What Is the Radius from Circumference Calculator?
This tool finds the radius of a circle when you already know its circumference. The circumference is the distance all the way around a circle, and the radius is the straight-line distance from the center to the edge. Because the two are directly proportional, knowing one instantly gives you the other.
How to Use It
Enter the circumference in any unit (cm, m, inches — the result comes back in the same unit). Click calculate and you'll get the radius, plus the diameter and area for convenience.
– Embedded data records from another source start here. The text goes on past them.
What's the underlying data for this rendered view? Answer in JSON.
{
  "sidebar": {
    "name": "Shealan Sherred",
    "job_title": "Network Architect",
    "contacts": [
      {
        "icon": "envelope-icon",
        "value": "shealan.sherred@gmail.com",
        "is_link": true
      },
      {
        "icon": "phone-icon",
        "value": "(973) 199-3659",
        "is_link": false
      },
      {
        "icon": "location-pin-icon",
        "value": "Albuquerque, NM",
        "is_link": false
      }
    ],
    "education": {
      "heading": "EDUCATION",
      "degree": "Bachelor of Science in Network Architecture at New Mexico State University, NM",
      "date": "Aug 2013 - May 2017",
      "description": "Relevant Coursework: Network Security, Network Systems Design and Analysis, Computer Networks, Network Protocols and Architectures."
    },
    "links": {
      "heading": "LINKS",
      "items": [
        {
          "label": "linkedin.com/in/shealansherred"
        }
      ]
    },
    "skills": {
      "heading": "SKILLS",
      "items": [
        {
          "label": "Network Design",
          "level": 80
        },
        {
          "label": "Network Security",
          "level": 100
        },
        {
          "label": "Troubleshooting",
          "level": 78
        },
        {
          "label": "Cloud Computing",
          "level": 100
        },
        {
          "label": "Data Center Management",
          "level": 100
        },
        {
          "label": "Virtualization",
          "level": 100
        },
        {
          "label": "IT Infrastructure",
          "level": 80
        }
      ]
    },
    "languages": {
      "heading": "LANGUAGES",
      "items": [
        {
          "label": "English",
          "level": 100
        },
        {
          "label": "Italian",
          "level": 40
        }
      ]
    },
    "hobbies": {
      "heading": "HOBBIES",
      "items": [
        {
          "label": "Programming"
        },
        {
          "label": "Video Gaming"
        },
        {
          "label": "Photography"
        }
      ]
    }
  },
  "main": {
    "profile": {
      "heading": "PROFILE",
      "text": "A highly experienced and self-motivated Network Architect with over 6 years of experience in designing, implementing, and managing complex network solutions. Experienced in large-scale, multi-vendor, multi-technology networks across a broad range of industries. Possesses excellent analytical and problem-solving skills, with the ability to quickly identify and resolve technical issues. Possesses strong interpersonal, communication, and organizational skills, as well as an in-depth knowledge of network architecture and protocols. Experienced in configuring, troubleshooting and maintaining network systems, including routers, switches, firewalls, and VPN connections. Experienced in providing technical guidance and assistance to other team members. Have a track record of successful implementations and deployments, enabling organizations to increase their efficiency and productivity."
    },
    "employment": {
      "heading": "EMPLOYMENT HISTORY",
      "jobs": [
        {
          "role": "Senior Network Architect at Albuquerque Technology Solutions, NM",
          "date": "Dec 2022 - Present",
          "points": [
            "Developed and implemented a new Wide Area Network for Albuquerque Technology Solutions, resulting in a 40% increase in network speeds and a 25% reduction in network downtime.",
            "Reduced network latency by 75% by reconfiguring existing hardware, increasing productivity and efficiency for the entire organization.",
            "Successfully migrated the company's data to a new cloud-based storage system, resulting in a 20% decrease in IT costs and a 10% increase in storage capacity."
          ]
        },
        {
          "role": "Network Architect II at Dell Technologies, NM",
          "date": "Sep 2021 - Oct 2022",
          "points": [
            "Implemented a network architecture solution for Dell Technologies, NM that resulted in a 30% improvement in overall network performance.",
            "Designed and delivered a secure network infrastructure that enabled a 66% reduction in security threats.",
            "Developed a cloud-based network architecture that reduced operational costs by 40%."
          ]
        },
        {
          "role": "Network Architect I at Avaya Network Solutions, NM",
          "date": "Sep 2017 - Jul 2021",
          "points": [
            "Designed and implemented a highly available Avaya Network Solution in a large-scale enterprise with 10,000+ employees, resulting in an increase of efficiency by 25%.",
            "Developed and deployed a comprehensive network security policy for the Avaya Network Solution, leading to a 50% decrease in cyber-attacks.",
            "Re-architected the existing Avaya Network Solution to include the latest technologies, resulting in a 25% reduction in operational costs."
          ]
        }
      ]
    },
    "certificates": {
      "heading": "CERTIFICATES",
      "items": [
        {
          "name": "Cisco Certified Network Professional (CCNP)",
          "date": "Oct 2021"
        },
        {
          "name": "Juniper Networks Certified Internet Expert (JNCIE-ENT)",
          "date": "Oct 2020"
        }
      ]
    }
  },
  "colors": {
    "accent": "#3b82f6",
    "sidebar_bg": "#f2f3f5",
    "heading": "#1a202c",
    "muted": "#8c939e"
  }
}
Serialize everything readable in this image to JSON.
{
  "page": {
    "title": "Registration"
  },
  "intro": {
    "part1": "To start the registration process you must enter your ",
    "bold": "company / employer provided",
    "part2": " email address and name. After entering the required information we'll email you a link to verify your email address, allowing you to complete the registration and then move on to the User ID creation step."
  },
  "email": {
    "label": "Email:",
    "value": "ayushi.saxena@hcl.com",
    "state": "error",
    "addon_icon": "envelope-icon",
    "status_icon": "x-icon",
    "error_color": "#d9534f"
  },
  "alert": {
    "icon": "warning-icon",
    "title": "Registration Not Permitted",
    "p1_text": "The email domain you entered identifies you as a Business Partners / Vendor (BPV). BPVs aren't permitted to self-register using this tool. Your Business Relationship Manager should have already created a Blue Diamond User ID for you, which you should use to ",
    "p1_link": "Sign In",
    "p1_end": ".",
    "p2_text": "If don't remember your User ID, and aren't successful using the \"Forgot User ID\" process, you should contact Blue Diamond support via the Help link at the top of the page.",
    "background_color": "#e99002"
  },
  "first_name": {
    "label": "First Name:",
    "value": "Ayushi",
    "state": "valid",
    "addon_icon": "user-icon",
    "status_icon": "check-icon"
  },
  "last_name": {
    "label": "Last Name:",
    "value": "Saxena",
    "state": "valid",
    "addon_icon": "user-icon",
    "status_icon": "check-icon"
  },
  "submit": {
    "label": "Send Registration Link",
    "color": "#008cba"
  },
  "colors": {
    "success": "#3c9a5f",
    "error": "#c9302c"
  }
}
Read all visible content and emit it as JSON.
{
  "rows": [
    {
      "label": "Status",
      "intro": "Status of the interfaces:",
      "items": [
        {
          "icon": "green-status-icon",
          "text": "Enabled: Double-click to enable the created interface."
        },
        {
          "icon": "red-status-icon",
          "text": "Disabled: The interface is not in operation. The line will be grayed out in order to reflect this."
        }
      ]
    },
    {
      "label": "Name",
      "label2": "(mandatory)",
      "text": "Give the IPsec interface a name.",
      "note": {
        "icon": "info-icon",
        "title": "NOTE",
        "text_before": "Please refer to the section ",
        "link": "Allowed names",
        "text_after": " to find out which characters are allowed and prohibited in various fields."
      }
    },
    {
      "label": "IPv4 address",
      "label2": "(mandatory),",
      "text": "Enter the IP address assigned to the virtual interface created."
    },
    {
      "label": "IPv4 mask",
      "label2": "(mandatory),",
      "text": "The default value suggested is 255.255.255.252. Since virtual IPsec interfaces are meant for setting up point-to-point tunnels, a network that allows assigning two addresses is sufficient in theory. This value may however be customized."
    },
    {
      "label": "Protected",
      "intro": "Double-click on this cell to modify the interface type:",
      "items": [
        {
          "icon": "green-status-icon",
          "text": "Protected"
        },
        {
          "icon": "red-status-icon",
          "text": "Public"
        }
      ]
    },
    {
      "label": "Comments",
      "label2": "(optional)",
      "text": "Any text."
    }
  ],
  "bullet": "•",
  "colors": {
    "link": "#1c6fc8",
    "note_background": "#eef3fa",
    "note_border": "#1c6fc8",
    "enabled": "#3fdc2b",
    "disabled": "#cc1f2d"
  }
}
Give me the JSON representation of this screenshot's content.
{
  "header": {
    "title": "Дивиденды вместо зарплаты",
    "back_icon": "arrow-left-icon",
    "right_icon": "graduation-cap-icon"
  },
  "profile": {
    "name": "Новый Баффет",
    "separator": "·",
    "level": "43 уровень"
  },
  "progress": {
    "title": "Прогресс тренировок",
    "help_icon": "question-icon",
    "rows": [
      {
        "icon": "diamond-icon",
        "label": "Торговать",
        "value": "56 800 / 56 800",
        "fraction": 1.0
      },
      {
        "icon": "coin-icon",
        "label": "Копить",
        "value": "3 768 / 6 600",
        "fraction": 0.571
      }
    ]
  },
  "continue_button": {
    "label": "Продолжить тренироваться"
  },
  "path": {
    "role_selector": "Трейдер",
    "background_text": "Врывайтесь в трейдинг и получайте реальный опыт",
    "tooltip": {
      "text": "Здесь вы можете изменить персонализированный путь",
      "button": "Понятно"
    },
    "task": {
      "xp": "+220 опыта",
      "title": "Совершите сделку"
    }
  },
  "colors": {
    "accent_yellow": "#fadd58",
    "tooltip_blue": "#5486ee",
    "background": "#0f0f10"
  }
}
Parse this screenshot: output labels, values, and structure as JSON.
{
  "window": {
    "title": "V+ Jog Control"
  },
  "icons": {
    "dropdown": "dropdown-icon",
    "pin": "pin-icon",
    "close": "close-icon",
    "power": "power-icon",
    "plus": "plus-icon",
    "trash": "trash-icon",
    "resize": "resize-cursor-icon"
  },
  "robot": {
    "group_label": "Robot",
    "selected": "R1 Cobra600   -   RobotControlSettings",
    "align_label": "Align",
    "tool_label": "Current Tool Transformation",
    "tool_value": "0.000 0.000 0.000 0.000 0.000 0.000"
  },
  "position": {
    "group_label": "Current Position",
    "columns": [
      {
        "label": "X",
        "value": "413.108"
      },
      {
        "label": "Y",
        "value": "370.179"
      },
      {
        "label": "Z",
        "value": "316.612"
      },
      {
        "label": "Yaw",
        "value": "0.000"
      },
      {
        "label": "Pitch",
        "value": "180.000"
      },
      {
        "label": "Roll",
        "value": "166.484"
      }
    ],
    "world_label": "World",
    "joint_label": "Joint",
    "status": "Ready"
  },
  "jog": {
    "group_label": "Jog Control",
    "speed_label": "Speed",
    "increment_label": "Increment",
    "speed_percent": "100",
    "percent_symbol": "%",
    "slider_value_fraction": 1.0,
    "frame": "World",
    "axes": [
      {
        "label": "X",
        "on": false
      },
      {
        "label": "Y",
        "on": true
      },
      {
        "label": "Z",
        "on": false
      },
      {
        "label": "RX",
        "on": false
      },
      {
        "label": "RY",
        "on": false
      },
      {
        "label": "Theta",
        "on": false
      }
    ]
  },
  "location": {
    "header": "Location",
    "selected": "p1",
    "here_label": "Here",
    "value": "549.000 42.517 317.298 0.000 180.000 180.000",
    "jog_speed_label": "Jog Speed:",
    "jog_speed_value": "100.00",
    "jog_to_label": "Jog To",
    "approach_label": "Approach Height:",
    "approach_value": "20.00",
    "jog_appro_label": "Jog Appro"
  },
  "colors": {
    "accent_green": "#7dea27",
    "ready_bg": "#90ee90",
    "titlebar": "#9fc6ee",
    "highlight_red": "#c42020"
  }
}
This is handy for engineering, geometry homework, woodworking, sewing circular patterns, or any task where you can measure around an object but not across it.
The Formula Explained
The circumference of a circle is \(C = 2\pi r\). Solving for the radius simply rearranges this equation: $$r = \frac{C}{2\pi}$$ where \(\pi \approx 3.14159\). The diameter is twice the radius (\(d = 2r\)) and the area is \(A = \pi r^2\).
Worked Example
Suppose a circular table has a circumference of 314.159 cm. Then $$r = \frac{314.159}{2 \times 3.14159} = \frac{314.159}{6.28318} \approx 50 \text{ cm}.$$ The diameter is 100 cm and the area is \(\pi \times 50^2 \approx 7{,}853.98 \text{ cm}^2\).
FAQ
What units should I use? Any unit you like — the radius is returned in the same unit as the circumference you entered.
What value of \(\pi\) is used? The calculator uses the full-precision value of \(\pi\) built into the math library for accurate results.
Can I get the diameter instead? Yes, the diameter (\(2r\)) is shown automatically alongside the radius and area.